Macaristan’ın AB Bakanı János Bóka ise eleştirileri reddederek, ülkede “Pride yasağı” olmadığını savundu. Mevcut düzenlemelerin anayasal ve yasal çerçevede değerlendirilmesi gerektiğini belirten Bóka, konunun siyasi histeriyle çarpıtıldığını öne sürdü.
7.madde süreci, Macaristan'ın hukuk devleti ilkelerini ihlal ettiği gerekçesiyle 2018'de Avrupa Parlamentosu tarafından başlatılmıştı. Ancak şimdiye dek yaptırımları içeren aşamaya geçilmedi.

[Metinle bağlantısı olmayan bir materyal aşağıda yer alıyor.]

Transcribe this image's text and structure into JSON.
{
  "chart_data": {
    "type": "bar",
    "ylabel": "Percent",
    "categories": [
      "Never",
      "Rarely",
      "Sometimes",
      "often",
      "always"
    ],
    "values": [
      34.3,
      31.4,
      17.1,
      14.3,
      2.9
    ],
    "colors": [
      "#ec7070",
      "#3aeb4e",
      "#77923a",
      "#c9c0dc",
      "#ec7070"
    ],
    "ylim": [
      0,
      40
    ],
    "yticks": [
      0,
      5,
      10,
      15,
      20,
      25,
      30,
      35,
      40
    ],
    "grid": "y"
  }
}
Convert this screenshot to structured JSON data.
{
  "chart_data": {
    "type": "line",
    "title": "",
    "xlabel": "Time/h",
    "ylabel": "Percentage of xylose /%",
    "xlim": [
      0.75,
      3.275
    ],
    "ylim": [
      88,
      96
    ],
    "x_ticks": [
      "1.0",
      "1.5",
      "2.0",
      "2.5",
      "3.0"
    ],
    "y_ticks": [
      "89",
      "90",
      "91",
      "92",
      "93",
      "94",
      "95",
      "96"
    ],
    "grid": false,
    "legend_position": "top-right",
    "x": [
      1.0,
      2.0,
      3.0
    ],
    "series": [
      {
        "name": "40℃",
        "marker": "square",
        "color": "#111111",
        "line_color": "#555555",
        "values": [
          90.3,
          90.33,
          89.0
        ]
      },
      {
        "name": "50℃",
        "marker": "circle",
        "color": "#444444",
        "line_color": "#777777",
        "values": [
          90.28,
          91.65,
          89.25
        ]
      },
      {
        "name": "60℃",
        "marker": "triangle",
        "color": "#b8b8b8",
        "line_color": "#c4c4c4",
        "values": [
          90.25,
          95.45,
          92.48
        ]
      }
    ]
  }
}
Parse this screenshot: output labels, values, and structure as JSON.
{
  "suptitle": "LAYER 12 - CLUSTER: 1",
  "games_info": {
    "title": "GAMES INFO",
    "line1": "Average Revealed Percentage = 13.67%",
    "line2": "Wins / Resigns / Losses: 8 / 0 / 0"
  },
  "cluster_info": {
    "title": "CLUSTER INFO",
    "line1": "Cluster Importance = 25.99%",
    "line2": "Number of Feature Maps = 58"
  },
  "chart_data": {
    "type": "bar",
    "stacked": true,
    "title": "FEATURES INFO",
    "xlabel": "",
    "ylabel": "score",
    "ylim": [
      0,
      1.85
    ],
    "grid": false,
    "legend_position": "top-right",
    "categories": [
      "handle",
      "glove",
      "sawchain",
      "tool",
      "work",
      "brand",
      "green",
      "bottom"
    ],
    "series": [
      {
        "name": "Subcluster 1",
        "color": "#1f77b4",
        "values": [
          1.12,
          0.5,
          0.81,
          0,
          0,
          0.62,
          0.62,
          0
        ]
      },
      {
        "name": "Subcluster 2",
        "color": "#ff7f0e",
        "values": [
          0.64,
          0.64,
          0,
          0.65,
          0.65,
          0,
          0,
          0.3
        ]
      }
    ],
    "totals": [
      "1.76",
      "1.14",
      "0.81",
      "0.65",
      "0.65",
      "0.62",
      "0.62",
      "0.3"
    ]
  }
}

Öte yandan, Budapeşte Parlamentosu’na 13 Mayıs’ta sunulan “Kamu Hayatının Şeffaflığı” yasa tasarısının, medya ve sivil toplum üzerindeki baskıyı artıracağı ve ifade özgürlüğünü tehdit edebileceği gerekçesiyle eleştirilmesi de dikkat çekiyor. Avrupa Komisyonu, söz konusu yasanın AB hukukuna aykırı olacağı uyarısında bulunarak geri çekilmesini istedi.
İsveç’in AB Bakanı Jessica Rosencrantz, toplantı öncesi yaptığı açıklamada, “Yedi yıl boyunca yedi kez bu konuyu tartıştık. Yeni bir yaklaşım görmediğimiz sürece bu sürecin sürdürülebilir olduğunu düşünmüyorum,” dedi. Alman Bakan Gunther Kirchbaum ise “Artık bir sonraki adımın ne olacağına karar verme zamanı geldi. Kimse bizi sabırsızlıkla suçlayamaz,” ifadelerini kullandı.
AB diplomatları ise henüz Macaristan’a karşı yaptırım uygulanmasını sağlayacak çoğunluğun oluşmadığını ve sürecin şimdilik devam edeceğini belirtti.